Figures 1 and 2 are diagrams showing a conventional 4x4 optical time division switch, and Figure 3 is an input data string time-divided by the 4x4 optical time division switch and an output data sequence after time division. FIG. 4 and FIG. 5 are diagrams showing the switching mode of the optical switch, respectively.
FIG. 6 is a diagram showing an embodiment of the present invention.
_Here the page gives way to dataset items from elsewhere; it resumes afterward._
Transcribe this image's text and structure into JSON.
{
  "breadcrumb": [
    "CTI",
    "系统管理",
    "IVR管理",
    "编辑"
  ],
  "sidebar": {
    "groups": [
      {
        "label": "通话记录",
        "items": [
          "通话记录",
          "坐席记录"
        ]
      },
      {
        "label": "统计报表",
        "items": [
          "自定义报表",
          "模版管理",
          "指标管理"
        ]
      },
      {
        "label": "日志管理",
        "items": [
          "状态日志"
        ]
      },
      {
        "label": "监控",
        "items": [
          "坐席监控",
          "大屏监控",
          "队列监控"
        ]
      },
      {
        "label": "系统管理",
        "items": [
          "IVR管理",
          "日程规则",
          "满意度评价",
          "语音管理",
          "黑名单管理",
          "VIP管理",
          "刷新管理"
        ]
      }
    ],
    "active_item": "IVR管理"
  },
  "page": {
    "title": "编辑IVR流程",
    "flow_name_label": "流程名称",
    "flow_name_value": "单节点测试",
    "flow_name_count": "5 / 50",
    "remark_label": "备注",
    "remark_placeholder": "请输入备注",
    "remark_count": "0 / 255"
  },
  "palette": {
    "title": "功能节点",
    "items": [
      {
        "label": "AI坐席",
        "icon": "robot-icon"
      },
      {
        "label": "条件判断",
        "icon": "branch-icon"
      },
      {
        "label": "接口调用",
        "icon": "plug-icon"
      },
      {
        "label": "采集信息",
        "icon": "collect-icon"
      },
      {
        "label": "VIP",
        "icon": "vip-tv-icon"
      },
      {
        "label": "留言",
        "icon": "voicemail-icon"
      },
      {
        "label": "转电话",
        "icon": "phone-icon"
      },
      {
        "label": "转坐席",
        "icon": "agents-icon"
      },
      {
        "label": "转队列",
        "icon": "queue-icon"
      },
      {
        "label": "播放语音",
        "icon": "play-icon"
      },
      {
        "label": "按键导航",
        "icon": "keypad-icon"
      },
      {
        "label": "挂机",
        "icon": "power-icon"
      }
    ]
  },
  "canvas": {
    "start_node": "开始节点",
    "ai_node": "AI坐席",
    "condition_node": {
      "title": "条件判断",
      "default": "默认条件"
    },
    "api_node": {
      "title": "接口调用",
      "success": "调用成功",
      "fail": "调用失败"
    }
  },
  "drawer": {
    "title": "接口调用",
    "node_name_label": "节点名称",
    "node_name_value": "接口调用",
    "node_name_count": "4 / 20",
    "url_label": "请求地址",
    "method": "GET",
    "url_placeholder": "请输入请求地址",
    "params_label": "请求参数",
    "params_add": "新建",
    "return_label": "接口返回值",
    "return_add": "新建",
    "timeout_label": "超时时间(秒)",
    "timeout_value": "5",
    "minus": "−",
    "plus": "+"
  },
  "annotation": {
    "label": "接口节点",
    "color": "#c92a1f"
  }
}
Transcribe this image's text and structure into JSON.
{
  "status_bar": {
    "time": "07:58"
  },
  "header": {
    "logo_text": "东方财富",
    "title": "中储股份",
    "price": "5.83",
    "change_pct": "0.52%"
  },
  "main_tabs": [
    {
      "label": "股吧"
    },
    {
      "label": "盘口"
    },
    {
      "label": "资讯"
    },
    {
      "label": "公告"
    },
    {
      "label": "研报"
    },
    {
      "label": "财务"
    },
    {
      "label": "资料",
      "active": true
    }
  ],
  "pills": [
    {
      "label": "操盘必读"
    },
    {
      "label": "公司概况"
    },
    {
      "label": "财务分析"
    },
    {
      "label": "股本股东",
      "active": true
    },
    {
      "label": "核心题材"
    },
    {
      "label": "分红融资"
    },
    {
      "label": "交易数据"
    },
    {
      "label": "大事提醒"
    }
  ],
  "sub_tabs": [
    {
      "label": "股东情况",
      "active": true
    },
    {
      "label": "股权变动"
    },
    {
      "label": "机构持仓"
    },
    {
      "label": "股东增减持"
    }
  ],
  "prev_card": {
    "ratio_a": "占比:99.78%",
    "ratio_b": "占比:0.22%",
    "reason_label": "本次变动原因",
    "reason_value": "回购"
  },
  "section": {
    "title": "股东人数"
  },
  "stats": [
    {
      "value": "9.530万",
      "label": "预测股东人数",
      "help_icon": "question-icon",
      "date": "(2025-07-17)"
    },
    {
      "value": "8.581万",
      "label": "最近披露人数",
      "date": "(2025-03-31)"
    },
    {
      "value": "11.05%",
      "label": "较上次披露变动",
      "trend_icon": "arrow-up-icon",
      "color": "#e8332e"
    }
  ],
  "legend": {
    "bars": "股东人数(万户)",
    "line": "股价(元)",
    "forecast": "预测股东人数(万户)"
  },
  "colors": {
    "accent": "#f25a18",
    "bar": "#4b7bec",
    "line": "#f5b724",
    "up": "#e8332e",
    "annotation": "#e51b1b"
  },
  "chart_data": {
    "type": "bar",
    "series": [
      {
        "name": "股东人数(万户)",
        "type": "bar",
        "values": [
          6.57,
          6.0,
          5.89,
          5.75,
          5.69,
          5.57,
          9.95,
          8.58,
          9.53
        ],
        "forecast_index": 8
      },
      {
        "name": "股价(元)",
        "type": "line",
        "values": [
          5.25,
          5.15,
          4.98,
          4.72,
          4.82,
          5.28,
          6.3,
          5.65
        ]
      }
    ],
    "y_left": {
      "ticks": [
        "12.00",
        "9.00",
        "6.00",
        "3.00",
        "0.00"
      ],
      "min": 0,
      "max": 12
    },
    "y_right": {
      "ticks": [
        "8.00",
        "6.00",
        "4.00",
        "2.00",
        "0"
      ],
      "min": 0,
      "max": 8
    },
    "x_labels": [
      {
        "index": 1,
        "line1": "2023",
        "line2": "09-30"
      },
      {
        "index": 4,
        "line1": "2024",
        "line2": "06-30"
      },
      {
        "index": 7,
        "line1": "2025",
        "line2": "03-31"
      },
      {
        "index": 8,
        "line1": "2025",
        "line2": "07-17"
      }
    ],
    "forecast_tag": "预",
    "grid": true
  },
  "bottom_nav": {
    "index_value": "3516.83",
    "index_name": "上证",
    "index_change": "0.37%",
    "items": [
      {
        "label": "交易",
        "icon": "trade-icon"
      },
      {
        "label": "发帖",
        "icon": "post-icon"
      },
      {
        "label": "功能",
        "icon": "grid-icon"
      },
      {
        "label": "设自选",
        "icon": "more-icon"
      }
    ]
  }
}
In the figure, 1 is an optical time division switch, 3 ₁ , 3 ₂ , 3 ₃
is a delay line, and S ₁ , S ₂ , and S ₃ are optical switches.

Claims (1)

[Scope of Claims] 1. In an optical time division switch with a multiplicity of N, which is composed of a 2-input 2-output type optical switch and a delay line, an output section of the delay line that gives input light a delay time of one time slot. is optically coupled to one input of an optical switch, one output of a preceding optical switch of the optical switch is optically coupled to an input of the delay line, and the other output of the preceding optical switch is optically coupled to an input of the delay line. (N-1) optical switch stages of the same configuration are connected in cascade, the output part of which is optically coupled to the other input part of the next optical switch, and the input part of the first stage delay line is connected to the input optical signal supply part. while optically coupling to the optical switch and optically blocking the other input section of the first-stage optical switch;
An optical time division switch characterized in that the output section of the optical switch at the final stage is N-multiplexed time division output via an optical OR circuit.